To take bookings directly on your website, you need a piece of software called a booking engine. It's the thing that shows tonight's availability, takes the reservation, and handles the card. The category is full of jargon and overpriced options aimed at big hotels. Here's the plain-English version so you can choose without getting talked into something you don't need.
What a booking engine actually does
Three jobs, really:
- Shows availability. A guest picks dates and sees what's open and the rate.
- Takes the reservation. Name, dates, room, confirmation.
- Handles the money. Card details, deposit or full payment, securely.
Some also do "channel management" — keeping your availability in sync across your site and the travel apps so you don't double-book. If you list on the apps at all, that sync is the feature worth paying for.
What a small motel should look for
You are not a 400-room resort, and you shouldn't pay like one. For an independent, the things that matter are:
- Fair pricing. A flat monthly fee or a small per-booking cut — far less than the 15 to 30 percent the apps take.
- Works on a phone. Most guests book on one. If the widget is clumsy on mobile, it's the wrong widget.
- Simple to run. You should be able to change a rate or block a night in under a minute.
- Plays nice with your site. It should feel like part of your website, not a jarring pop-up from 2009.

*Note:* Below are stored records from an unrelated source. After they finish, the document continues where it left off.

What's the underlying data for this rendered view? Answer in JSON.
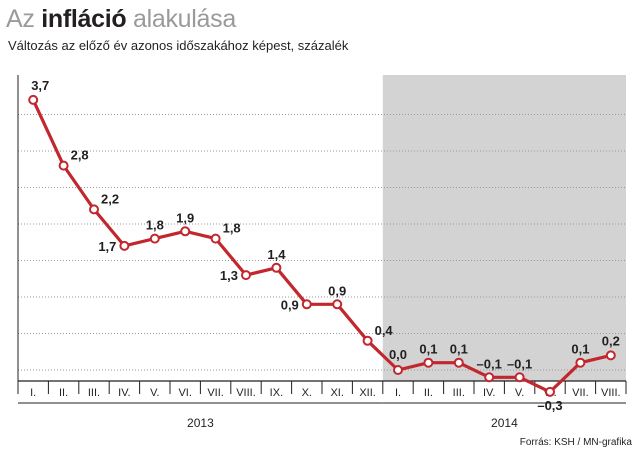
{
  "title": {
    "part1": "Az",
    "part2": "infláció",
    "part3": "alakulása"
  },
  "subtitle": "Változás az előző év azonos időszakához képest, százalék",
  "source": "Forrás: KSH / MN-grafika",
  "colors": {
    "line": "#c1272d",
    "shade": "#d3d3d3",
    "grid": "#9a9a9a",
    "text": "#231f20"
  },
  "chart_data": {
    "type": "line",
    "title": "Az infláció alakulása",
    "subtitle": "Változás az előző év azonos időszakához képest, százalék",
    "ylim": [
      -0.2,
      4.0
    ],
    "gridlines": [
      0,
      0.5,
      1,
      1.5,
      2,
      2.5,
      3,
      3.5
    ],
    "categories": [
      "I.",
      "II.",
      "III.",
      "IV.",
      "V.",
      "VI.",
      "VII.",
      "VIII.",
      "IX.",
      "X.",
      "XI.",
      "XII.",
      "I.",
      "II.",
      "III.",
      "IV.",
      "V.",
      "VI.",
      "VII.",
      "VIII."
    ],
    "years": [
      {
        "label": "2013",
        "start": 0,
        "end": 11
      },
      {
        "label": "2014",
        "start": 12,
        "end": 19
      }
    ],
    "shaded_from_index": 12,
    "series": [
      {
        "name": "Infláció",
        "values": [
          3.7,
          2.8,
          2.2,
          1.7,
          1.8,
          1.9,
          1.8,
          1.3,
          1.4,
          0.9,
          0.9,
          0.4,
          0.0,
          0.1,
          0.1,
          -0.1,
          -0.1,
          -0.3,
          0.1,
          0.2
        ],
        "labels": [
          "3,7",
          "2,8",
          "2,2",
          "1,7",
          "1,8",
          "1,9",
          "1,8",
          "1,3",
          "1,4",
          "0,9",
          "0,9",
          "0,4",
          "0,0",
          "0,1",
          "0,1",
          "–0,1",
          "–0,1",
          "–0,3",
          "0,1",
          "0,2"
        ]
      }
    ]
  }
}
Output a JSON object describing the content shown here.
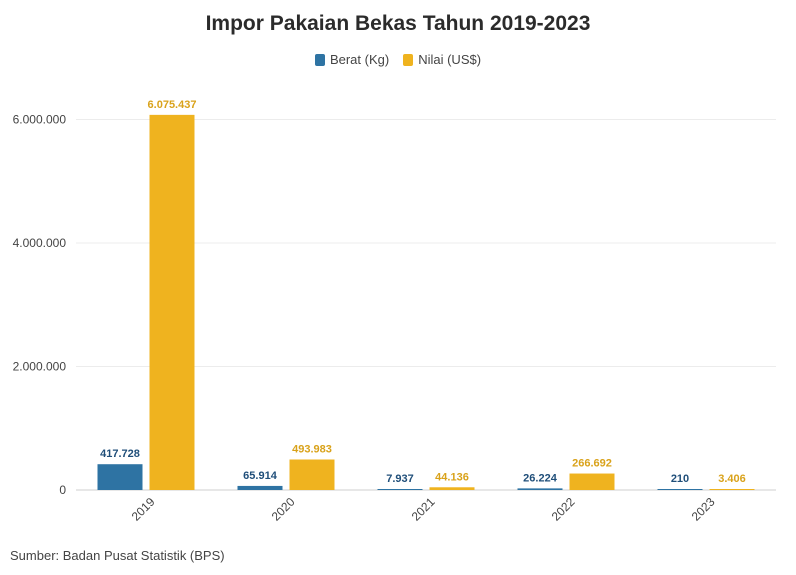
{
  "chart_data": {
    "type": "bar",
    "title": "Impor Pakaian Bekas Tahun 2019-2023",
    "categories": [
      "2019",
      "2020",
      "2021",
      "2022",
      "2023"
    ],
    "series": [
      {
        "name": "Berat (Kg)",
        "color": "#2e73a3",
        "values": [
          417728,
          65914,
          7937,
          26224,
          210
        ],
        "labels": [
          "417.728",
          "65.914",
          "7.937",
          "26.224",
          "210"
        ]
      },
      {
        "name": "Nilai (US$)",
        "color": "#efb31f",
        "values": [
          6075437,
          493983,
          44136,
          266692,
          3406
        ],
        "labels": [
          "6.075.437",
          "493.983",
          "44.136",
          "266.692",
          "3.406"
        ]
      }
    ],
    "yticks": [
      0,
      2000000,
      4000000,
      6000000
    ],
    "ytick_labels": [
      "0",
      "2.000.000",
      "4.000.000",
      "6.000.000"
    ],
    "ylim": [
      0,
      6300000
    ],
    "grid": true,
    "legend": "top-center",
    "source": "Sumber: Badan Pusat Statistik (BPS)"
  }
}
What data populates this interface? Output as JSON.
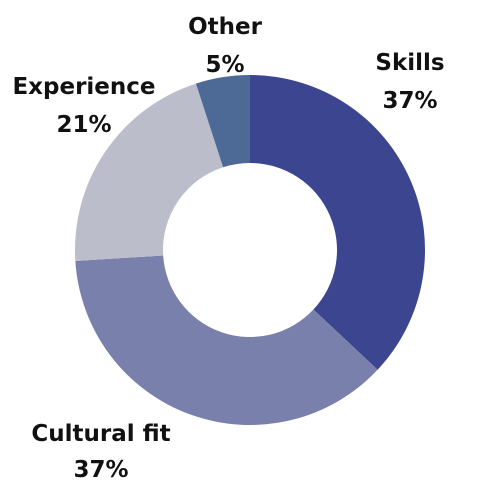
{
  "chart_data": {
    "type": "pie",
    "variant": "donut",
    "title": "",
    "slices": [
      {
        "label": "Skills",
        "value": 37,
        "value_label": "37%",
        "color": "#3b4590"
      },
      {
        "label": "Cultural fit",
        "value": 37,
        "value_label": "37%",
        "color": "#7a80ac"
      },
      {
        "label": "Experience",
        "value": 21,
        "value_label": "21%",
        "color": "#bbbdcb"
      },
      {
        "label": "Other",
        "value": 5,
        "value_label": "5%",
        "color": "#4d6a97"
      }
    ],
    "start": "12 o'clock, clockwise",
    "legend": "none"
  }
}
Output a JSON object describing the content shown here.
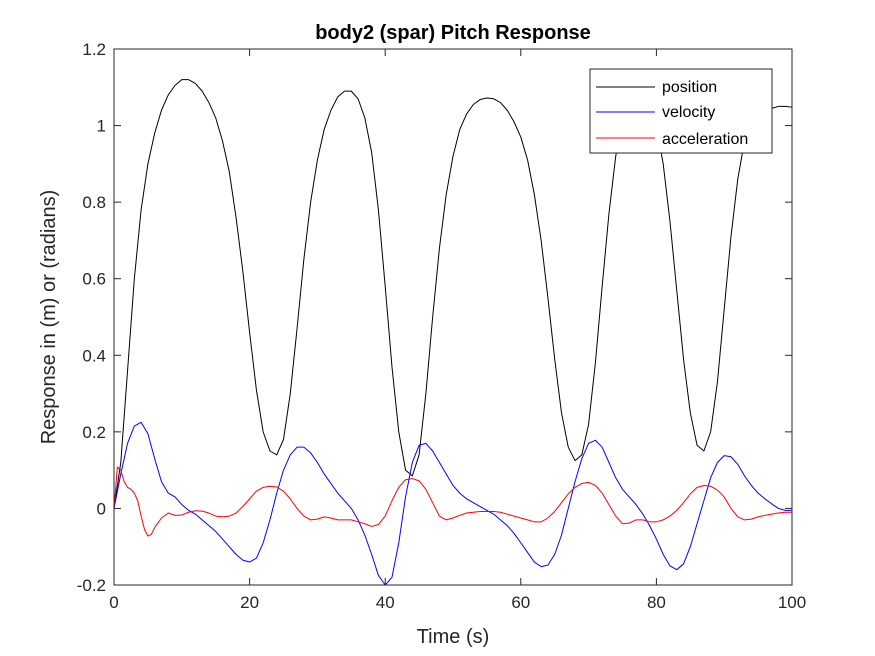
{
  "chart_data": {
    "type": "line",
    "title": "body2 (spar) Pitch Response",
    "xlabel": "Time (s)",
    "ylabel": "Response in (m) or (radians)",
    "xlim": [
      0,
      100
    ],
    "ylim": [
      -0.2,
      1.2
    ],
    "x_ticks": [
      0,
      20,
      40,
      60,
      80,
      100
    ],
    "y_ticks": [
      -0.2,
      0,
      0.2,
      0.4,
      0.6,
      0.8,
      1,
      1.2
    ],
    "x_tick_labels": [
      "0",
      "20",
      "40",
      "60",
      "80",
      "100"
    ],
    "y_tick_labels": [
      "-0.2",
      "0",
      "0.2",
      "0.4",
      "0.6",
      "0.8",
      "1",
      "1.2"
    ],
    "grid": false,
    "legend_position": "top-right",
    "series": [
      {
        "name": "position",
        "color": "#000000",
        "x": [
          0,
          1,
          2,
          3,
          4,
          5,
          6,
          7,
          8,
          9,
          10,
          11,
          12,
          13,
          14,
          15,
          16,
          17,
          18,
          19,
          20,
          21,
          22,
          23,
          24,
          25,
          26,
          27,
          28,
          29,
          30,
          31,
          32,
          33,
          34,
          35,
          36,
          37,
          38,
          39,
          40,
          41,
          42,
          43,
          44,
          45,
          46,
          47,
          48,
          49,
          50,
          51,
          52,
          53,
          54,
          55,
          56,
          57,
          58,
          59,
          60,
          61,
          62,
          63,
          64,
          65,
          66,
          67,
          68,
          69,
          70,
          71,
          72,
          73,
          74,
          75,
          76,
          77,
          78,
          79,
          80,
          81,
          82,
          83,
          84,
          85,
          86,
          87,
          88,
          89,
          90,
          91,
          92,
          93,
          94,
          95,
          96,
          97,
          98,
          99,
          100
        ],
        "y": [
          0,
          0.12,
          0.36,
          0.6,
          0.78,
          0.9,
          0.98,
          1.04,
          1.08,
          1.105,
          1.12,
          1.12,
          1.11,
          1.09,
          1.06,
          1.02,
          0.96,
          0.88,
          0.76,
          0.62,
          0.46,
          0.31,
          0.2,
          0.15,
          0.14,
          0.18,
          0.3,
          0.47,
          0.65,
          0.8,
          0.91,
          0.99,
          1.04,
          1.075,
          1.09,
          1.09,
          1.07,
          1.02,
          0.93,
          0.78,
          0.58,
          0.37,
          0.2,
          0.1,
          0.085,
          0.14,
          0.3,
          0.5,
          0.68,
          0.82,
          0.92,
          0.99,
          1.03,
          1.055,
          1.068,
          1.072,
          1.07,
          1.06,
          1.04,
          1.01,
          0.97,
          0.91,
          0.82,
          0.7,
          0.55,
          0.39,
          0.25,
          0.16,
          0.125,
          0.14,
          0.22,
          0.38,
          0.58,
          0.77,
          0.92,
          1.02,
          1.07,
          1.09,
          1.085,
          1.06,
          1.0,
          0.9,
          0.75,
          0.57,
          0.39,
          0.25,
          0.165,
          0.15,
          0.2,
          0.33,
          0.52,
          0.71,
          0.86,
          0.96,
          1.0,
          1.02,
          1.035,
          1.045,
          1.05,
          1.05,
          1.048
        ]
      },
      {
        "name": "velocity",
        "color": "#0000ff",
        "x": [
          0,
          1,
          2,
          3,
          4,
          5,
          6,
          7,
          8,
          9,
          10,
          11,
          12,
          13,
          14,
          15,
          16,
          17,
          18,
          19,
          20,
          21,
          22,
          23,
          24,
          25,
          26,
          27,
          28,
          29,
          30,
          31,
          32,
          33,
          34,
          35,
          36,
          37,
          38,
          39,
          40,
          41,
          42,
          43,
          44,
          45,
          46,
          47,
          48,
          49,
          50,
          51,
          52,
          53,
          54,
          55,
          56,
          57,
          58,
          59,
          60,
          61,
          62,
          63,
          64,
          65,
          66,
          67,
          68,
          69,
          70,
          71,
          72,
          73,
          74,
          75,
          76,
          77,
          78,
          79,
          80,
          81,
          82,
          83,
          84,
          85,
          86,
          87,
          88,
          89,
          90,
          91,
          92,
          93,
          94,
          95,
          96,
          97,
          98,
          99,
          100
        ],
        "y": [
          0,
          0.09,
          0.17,
          0.215,
          0.225,
          0.195,
          0.13,
          0.07,
          0.04,
          0.03,
          0.01,
          -0.005,
          -0.015,
          -0.03,
          -0.045,
          -0.06,
          -0.08,
          -0.1,
          -0.12,
          -0.135,
          -0.14,
          -0.13,
          -0.09,
          -0.03,
          0.04,
          0.1,
          0.14,
          0.16,
          0.16,
          0.145,
          0.12,
          0.09,
          0.065,
          0.04,
          0.02,
          0.0,
          -0.03,
          -0.07,
          -0.12,
          -0.175,
          -0.2,
          -0.18,
          -0.09,
          0.03,
          0.12,
          0.165,
          0.17,
          0.15,
          0.12,
          0.09,
          0.06,
          0.04,
          0.025,
          0.015,
          0.005,
          -0.005,
          -0.015,
          -0.03,
          -0.045,
          -0.065,
          -0.09,
          -0.115,
          -0.14,
          -0.152,
          -0.148,
          -0.12,
          -0.07,
          0.0,
          0.07,
          0.13,
          0.17,
          0.178,
          0.16,
          0.12,
          0.08,
          0.05,
          0.03,
          0.01,
          -0.015,
          -0.045,
          -0.08,
          -0.12,
          -0.15,
          -0.16,
          -0.145,
          -0.1,
          -0.04,
          0.02,
          0.08,
          0.12,
          0.138,
          0.135,
          0.115,
          0.085,
          0.06,
          0.04,
          0.025,
          0.012,
          0.0,
          -0.005,
          -0.005
        ]
      },
      {
        "name": "acceleration",
        "color": "#ff0000",
        "x": [
          0,
          0.5,
          1,
          1.5,
          2,
          2.5,
          3,
          3.5,
          4,
          4.5,
          5,
          5.5,
          6,
          7,
          8,
          9,
          10,
          11,
          12,
          13,
          14,
          15,
          16,
          17,
          18,
          19,
          20,
          21,
          22,
          23,
          24,
          25,
          26,
          27,
          28,
          29,
          30,
          31,
          32,
          33,
          34,
          35,
          36,
          37,
          38,
          39,
          40,
          41,
          42,
          43,
          44,
          45,
          46,
          47,
          48,
          49,
          50,
          51,
          52,
          53,
          54,
          55,
          56,
          57,
          58,
          59,
          60,
          61,
          62,
          63,
          64,
          65,
          66,
          67,
          68,
          69,
          70,
          71,
          72,
          73,
          74,
          75,
          76,
          77,
          78,
          79,
          80,
          81,
          82,
          83,
          84,
          85,
          86,
          87,
          88,
          89,
          90,
          91,
          92,
          93,
          94,
          95,
          96,
          97,
          98,
          99,
          100
        ],
        "y": [
          0.0,
          0.108,
          0.1,
          0.07,
          0.055,
          0.05,
          0.04,
          0.02,
          -0.02,
          -0.055,
          -0.072,
          -0.068,
          -0.05,
          -0.025,
          -0.012,
          -0.018,
          -0.017,
          -0.01,
          -0.006,
          -0.007,
          -0.012,
          -0.02,
          -0.022,
          -0.02,
          -0.012,
          0.005,
          0.025,
          0.045,
          0.055,
          0.058,
          0.056,
          0.045,
          0.025,
          0.0,
          -0.02,
          -0.03,
          -0.028,
          -0.022,
          -0.025,
          -0.03,
          -0.03,
          -0.03,
          -0.035,
          -0.04,
          -0.047,
          -0.042,
          -0.02,
          0.02,
          0.055,
          0.075,
          0.078,
          0.072,
          0.05,
          0.015,
          -0.02,
          -0.03,
          -0.025,
          -0.018,
          -0.012,
          -0.01,
          -0.008,
          -0.008,
          -0.008,
          -0.01,
          -0.015,
          -0.02,
          -0.025,
          -0.03,
          -0.035,
          -0.035,
          -0.025,
          -0.008,
          0.015,
          0.038,
          0.055,
          0.065,
          0.068,
          0.06,
          0.04,
          0.01,
          -0.02,
          -0.04,
          -0.038,
          -0.03,
          -0.03,
          -0.035,
          -0.035,
          -0.03,
          -0.02,
          -0.005,
          0.015,
          0.038,
          0.055,
          0.06,
          0.058,
          0.048,
          0.03,
          0.0,
          -0.022,
          -0.03,
          -0.028,
          -0.022,
          -0.018,
          -0.015,
          -0.012,
          -0.01,
          -0.01
        ]
      }
    ]
  }
}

The right booking engine for a twelve-room motel is the one that's cheap, quick to run, and painless on a phone. Everything past that is a feature you're being upsold.
How we handle it
We're not tied to one vendor, so we recommend based on your size, your budget, and whether you're on the apps. Then we wire it into the site so it looks and feels like yours — same colors, same fonts, no ugly seams. The guest never thinks about the software. They just pick a date, tap book, and you keep the commission. That's the entire point of doing this: your front door, your rate, your guest.